'difficult' Determine proximity between 2 strings in python

I have 2 strings loss of gene and aquaporin protein. In a line, I want to find if these two exist in a line of my file, within a proximity of 5 words. Any ideas? I have searched extensively but cannot find anything. Also, since these are multi-word strings, I cannot use abs(array.index) for the two (which was possible with single words).

Thanks

Solution

You could try the following approach:

First sanitise your text by converting it to lowercase, keeping only the characters and enforcing one space between each word.
Next, search for each of the phrases in the resulting text and keep a note of the starting index and the length of the phrase matched. Sort this index list.
Next make sure that all of the phrases were present in the text by making sure all found indexes are not -1.
If all are found count the number of words between the end of the first phrase, and the start of the last phrase. To do this take a text slice starting from the end of the first phrase to the start of the second phrase, and split it into words.

Script as follows:

import re

text = "The  Aquaporin protein, sometimes  'may' exhibit a big LOSS of gene."
text = ' '.join(re.findall(r'\b(\w+)\b', text.lower()))
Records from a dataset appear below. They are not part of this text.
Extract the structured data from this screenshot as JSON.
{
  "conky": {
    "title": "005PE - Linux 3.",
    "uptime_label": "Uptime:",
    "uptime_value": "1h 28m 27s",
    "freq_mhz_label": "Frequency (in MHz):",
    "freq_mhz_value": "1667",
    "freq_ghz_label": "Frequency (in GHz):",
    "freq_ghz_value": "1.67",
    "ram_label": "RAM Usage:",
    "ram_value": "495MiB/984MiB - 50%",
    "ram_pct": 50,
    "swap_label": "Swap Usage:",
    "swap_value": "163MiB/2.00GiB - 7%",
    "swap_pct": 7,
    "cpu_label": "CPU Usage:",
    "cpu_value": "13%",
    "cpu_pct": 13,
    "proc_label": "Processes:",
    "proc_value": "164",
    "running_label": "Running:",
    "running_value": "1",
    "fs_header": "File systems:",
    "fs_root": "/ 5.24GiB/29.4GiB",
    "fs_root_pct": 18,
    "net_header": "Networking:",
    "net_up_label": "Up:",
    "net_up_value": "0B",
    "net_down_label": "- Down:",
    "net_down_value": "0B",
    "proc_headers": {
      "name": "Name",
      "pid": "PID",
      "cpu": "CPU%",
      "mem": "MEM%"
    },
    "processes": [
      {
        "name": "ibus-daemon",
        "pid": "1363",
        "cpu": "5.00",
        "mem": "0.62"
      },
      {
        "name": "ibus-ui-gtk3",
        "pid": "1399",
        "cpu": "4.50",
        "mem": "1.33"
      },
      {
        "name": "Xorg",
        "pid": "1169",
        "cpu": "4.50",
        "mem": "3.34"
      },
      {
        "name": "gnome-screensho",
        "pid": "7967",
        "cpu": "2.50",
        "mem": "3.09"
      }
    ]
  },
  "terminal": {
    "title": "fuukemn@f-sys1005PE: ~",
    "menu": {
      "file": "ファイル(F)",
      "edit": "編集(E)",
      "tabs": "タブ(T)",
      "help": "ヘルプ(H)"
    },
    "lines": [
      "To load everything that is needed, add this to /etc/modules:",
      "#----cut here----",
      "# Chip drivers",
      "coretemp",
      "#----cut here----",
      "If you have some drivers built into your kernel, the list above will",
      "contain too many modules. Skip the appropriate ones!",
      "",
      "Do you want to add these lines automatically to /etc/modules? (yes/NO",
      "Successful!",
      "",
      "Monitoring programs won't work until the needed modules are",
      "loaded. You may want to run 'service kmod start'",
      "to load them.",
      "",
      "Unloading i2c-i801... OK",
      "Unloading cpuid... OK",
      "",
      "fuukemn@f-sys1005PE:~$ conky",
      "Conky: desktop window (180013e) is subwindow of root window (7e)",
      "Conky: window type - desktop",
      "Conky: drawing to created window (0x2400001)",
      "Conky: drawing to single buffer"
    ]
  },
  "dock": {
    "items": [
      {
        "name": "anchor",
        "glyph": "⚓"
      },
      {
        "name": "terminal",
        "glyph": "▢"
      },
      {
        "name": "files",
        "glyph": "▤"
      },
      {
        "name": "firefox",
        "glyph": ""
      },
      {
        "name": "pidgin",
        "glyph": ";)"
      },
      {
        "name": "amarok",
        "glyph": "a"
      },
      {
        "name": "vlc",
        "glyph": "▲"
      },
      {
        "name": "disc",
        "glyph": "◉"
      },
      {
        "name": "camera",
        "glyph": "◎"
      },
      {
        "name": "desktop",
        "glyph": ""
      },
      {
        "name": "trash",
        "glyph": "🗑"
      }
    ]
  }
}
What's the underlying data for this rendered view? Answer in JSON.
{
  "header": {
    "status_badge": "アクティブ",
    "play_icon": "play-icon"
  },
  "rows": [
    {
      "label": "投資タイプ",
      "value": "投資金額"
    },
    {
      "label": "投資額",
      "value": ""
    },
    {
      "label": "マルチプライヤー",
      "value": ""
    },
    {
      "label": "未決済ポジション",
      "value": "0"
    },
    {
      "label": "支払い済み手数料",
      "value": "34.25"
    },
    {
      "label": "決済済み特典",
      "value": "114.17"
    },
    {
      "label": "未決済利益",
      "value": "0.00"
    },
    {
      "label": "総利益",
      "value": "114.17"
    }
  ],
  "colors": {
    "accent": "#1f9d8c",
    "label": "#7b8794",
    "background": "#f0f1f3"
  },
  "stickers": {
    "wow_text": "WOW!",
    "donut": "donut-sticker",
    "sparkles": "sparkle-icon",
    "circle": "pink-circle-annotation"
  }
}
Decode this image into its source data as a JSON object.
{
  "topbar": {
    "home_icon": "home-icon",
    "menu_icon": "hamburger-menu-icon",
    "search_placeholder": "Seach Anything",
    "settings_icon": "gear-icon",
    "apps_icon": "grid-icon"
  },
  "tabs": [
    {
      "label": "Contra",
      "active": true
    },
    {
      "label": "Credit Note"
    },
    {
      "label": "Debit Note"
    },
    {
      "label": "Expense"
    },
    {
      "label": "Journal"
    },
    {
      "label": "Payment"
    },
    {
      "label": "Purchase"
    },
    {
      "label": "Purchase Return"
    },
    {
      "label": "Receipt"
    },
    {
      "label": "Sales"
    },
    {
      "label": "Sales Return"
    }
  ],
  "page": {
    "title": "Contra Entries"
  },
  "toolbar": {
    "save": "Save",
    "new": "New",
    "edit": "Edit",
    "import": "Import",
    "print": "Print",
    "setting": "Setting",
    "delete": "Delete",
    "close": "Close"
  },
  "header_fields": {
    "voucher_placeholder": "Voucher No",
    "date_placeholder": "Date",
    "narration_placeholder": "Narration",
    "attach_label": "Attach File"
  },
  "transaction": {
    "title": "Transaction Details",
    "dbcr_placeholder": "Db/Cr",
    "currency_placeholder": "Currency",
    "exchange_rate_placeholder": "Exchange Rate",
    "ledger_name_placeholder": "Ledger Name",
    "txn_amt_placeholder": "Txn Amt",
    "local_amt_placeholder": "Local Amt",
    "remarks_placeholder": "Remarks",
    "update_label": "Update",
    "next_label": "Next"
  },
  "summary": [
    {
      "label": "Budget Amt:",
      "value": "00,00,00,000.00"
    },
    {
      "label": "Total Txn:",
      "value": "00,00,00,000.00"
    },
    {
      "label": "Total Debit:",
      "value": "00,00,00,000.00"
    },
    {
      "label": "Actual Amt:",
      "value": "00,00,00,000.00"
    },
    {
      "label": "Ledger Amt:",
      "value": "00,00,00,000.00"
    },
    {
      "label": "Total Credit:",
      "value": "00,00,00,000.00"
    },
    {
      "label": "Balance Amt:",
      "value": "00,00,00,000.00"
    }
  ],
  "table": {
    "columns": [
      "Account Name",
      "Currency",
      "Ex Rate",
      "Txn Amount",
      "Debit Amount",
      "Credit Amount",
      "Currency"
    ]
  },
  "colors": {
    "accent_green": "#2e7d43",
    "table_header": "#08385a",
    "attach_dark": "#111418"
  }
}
indexes = sorted((text.find(x), len(x)) for x in ['loss of gene', 'aquaporin protein'])

if all(i[0] != -1 for i in indexes) and len(text[indexes[0][0] + indexes[0][1] : indexes[-1][0]].split()) <= 5:
    print "matched"

To extend this to work on a file with a list of phrases, the following approach could be used:

import re

log = 'loss of gene'
phrases = ['aquaporin protein', 'another protein']

with open('input.txt') as f_input:
    for number, line in enumerate(f_input, start=1):
        # Sanitise the line
        text = ' '.join(re.findall(r'\b(\w+)\b', line.lower()))

        # Only process lines containing 'loss of gene'
        log_index = text.find(log)

        if log_index != -1:
            for phrase in phrases:
                phrase_index = text.find(phrase)

                if phrase_index != -1:
                    if log_index < phrase_index:
                        start, end = (log_index + len(log), phrase_index)
                    else:
                        start, end = (phrase_index + len(phrase), log_index)

                    if len(text[start:end].split()) <= 5:
                        print "line {} matched - {}".format(number, phrase)
                        break

This would give you the following kind of output:

line 1 matched - aquaporin protein
line 5 matched - another protein

Note, this will only spot one phrase pair per line.